My friend Clarrie is currently trying different flavours with her baby Kadi as she did with her son Todd.
A selection of freshly prepared vegetables
Which seem to be going down very well!
My son Bert rustling up a meal in his new home
If children are encouraged to cook and eat well it will invariably stay with them for the rest of their lives and beyond anything else is a wonderful social skill.
This next recipe was always a favourite of mine as a child because of the pineapple.
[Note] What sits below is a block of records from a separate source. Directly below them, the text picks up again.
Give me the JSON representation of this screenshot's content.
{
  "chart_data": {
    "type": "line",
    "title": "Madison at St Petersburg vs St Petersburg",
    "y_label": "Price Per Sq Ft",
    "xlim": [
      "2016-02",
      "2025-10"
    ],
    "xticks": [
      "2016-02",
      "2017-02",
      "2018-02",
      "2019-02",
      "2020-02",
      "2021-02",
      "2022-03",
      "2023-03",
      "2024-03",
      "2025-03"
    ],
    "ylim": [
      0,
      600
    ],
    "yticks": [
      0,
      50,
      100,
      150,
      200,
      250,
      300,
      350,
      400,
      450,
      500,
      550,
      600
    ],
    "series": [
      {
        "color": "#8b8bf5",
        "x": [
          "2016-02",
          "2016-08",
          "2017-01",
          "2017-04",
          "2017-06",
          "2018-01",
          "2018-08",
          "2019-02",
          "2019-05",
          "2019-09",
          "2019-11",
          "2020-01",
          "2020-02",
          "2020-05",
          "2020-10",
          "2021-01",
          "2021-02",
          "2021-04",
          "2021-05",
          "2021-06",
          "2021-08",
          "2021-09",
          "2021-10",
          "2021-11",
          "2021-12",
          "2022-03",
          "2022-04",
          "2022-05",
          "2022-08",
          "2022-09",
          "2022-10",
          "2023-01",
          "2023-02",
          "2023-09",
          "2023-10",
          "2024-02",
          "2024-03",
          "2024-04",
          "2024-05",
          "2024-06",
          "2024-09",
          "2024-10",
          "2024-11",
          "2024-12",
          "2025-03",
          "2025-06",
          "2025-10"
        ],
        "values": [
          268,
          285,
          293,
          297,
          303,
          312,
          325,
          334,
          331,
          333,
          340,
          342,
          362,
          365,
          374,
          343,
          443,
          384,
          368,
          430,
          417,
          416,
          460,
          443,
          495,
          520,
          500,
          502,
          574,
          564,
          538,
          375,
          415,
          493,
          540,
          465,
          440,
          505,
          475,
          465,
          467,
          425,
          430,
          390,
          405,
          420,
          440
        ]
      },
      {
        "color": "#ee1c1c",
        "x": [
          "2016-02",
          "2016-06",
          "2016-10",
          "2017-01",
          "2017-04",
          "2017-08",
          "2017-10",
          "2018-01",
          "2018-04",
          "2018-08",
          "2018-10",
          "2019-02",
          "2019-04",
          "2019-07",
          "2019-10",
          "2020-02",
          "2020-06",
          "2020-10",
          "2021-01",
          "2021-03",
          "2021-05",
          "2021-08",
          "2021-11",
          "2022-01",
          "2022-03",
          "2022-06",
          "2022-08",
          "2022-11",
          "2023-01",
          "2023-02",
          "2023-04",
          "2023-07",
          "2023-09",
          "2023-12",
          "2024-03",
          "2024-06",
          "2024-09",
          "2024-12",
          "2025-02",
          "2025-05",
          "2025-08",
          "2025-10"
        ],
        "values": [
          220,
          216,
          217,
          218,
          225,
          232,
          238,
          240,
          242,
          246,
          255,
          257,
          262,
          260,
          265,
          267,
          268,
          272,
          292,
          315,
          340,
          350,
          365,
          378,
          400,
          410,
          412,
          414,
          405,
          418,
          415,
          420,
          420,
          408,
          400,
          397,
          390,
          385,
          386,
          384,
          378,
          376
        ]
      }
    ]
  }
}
I've always loved a combination of sweet and savoury and adding sweet ingredients to meals is a great way to broaden your children's teatime repertoire.
Gammon steak with pineapple
Recipe
1 gammon steak per person
1 can of pineapple rings
Knob of butter
For the adult version I add chilli flakes but it's not a good idea if your children aren't used to spices
Heat butter in a frying pan, add pineapple rings and a little juice, fry until caramelised
Set pineapple aside and in the same pan fry the gammon steaks for 3-4 minutes each side
Remove the steaks, add pineapple juice to the pan and reduce until you have a sticky syrup
Serve gammon steaks and pineapple with homemade chips and peas, pour the sticky sauce over the steaks
'If we wish to provide a beautiful, peaceful safe home for our children, we need healthy expanding roots that go deep into the ground. These roots are our routine, our nurturing, our structure.'
- Natasa Pantovic Nuit.
'Family life was and always will be the foundation of any civilisation.'
- Erin Pizzey.
Remember, life is irreplaceable! Spend time cooking and eating with your children while you can!